No hay dudas de que nos encontramos en uno de los momentos de mayor incertidumbre y desconcierto de nuestra historia. Hemos llegado como sociedad hasta límites inimaginables de pobreza, abandono y desesperanza. Nos sentimos al borde del abismo y al límite de nuestras fuerzas: abatidos, maltratados y sin horizontes. Nuestras fuerzas flaquean. Llevamos años de sinsabores y frustraciones. Nos vamos convenciendo de que es normal lo que estamos viviendo, de que no hay alternativa posible.

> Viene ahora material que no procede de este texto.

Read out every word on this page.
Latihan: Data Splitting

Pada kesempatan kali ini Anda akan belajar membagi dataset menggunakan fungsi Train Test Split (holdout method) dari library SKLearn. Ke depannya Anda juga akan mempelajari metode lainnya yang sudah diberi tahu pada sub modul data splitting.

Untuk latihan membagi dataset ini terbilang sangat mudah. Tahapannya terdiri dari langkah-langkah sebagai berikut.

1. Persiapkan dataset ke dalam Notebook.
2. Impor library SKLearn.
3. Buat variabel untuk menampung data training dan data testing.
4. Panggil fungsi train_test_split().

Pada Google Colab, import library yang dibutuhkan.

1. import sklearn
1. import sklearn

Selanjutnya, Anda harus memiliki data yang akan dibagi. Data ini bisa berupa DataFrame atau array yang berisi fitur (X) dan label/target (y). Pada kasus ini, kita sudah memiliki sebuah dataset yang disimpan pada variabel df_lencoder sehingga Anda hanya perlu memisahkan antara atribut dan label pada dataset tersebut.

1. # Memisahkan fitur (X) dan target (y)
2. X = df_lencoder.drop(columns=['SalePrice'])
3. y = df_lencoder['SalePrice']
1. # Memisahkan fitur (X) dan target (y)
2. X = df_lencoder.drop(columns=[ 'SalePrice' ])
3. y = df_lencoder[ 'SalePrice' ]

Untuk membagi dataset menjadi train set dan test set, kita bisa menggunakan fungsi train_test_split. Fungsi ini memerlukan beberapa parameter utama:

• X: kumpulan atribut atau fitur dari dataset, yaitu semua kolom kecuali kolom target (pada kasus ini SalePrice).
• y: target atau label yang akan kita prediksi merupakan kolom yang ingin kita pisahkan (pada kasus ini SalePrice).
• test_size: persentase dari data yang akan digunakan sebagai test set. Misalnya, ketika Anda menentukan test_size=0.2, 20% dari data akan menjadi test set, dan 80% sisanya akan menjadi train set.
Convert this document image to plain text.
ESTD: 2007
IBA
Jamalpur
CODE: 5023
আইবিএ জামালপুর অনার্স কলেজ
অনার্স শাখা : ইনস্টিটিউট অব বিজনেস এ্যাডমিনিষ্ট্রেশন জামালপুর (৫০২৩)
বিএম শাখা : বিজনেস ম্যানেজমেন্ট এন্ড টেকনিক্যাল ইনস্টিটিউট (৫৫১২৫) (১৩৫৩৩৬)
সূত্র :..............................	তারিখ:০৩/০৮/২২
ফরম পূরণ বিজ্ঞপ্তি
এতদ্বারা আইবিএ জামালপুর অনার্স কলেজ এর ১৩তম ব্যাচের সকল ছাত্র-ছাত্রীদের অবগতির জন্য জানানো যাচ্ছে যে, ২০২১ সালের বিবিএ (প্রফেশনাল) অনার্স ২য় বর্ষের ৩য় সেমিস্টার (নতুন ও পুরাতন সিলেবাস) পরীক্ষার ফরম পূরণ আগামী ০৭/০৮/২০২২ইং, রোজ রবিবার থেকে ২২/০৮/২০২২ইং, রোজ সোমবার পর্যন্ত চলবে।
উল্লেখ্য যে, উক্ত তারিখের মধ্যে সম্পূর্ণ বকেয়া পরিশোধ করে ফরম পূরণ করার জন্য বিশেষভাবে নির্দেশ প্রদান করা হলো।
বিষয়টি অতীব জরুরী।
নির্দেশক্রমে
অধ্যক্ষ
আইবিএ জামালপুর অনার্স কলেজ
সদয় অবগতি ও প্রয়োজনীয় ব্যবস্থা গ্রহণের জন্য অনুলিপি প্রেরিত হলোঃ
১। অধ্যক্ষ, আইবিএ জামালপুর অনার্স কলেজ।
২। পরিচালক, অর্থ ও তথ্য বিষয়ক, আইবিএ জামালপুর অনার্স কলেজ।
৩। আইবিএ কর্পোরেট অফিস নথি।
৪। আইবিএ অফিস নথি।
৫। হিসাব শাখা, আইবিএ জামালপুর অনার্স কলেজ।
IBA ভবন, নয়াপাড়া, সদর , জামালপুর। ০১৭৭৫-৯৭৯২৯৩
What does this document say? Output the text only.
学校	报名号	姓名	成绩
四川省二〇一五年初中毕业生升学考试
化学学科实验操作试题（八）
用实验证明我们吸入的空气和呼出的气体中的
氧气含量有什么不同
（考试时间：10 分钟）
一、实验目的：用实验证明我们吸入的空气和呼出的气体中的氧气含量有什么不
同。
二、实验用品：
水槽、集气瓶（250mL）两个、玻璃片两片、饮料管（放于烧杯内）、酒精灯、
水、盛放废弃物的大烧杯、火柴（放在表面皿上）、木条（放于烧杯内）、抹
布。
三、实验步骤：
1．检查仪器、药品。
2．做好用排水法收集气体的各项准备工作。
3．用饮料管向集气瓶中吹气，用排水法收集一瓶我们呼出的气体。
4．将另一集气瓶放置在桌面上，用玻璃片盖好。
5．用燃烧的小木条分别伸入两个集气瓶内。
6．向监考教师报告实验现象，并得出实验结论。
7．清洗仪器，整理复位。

No hay salida: ya probamos todo y algo siempre falla.  Debemos conformarnos con lo que tenemos; no es posible soñar ni siquiera con lo que ya alguna vez logramos ser.

El coraje de ser felices

Sin embargo, no me resigno. Debemos volver a encender el fuego sagrado en nuestros corazones. Recuperar la mística y el sentido del heroísmo de nuestros próceres y el espíritu emprendedor y la cultura de trabajo de los inmigrantes -de nuestros abuelos y antepasados. Aquel espíritu que los llevó a dejar atrás lo conocido y lanzarse sin demasiadas certezas, hacia un futuro que era pura potencialidad. Esa cultura que, a fuerza de sudor y lágrimas, construyó un futuro mejor para ellos y para sus hijos, cada vez que abrieron un comercio, que fundaron una empresa o que desarrollaron, innovaron y agregaron valor a la realidad que tenían entre manos.

Nuestro querido y venerable Enrique Shaw, en una carta escrita el día de la primavera de 1942, le decía a su esposa Cecilia: “Debemos tener, como alguna vez te mencioné, cuando casi me olvido de él, el “coraje de ser felices”, (…) con sencillez y fe, con esa fortaleza que es una de las cuatro virtudes cardinales”. Coraje y fortaleza, sencillez y fe. Es el llamado de la hora.

En pocos años torcimos el rumbo de la historia y forjamos un destino mejor. Hoy podemos volver a hacerlo. Una sola generación que tenga el “coraje de ser felices”, que tenga la fortaleza, la sencillez y la fe suficientes, puede volver a cambiar la historia “para nosotros, para nuestra posteridad, y para todos los hombres del mundo que quieran habitar en el suelo argentino”.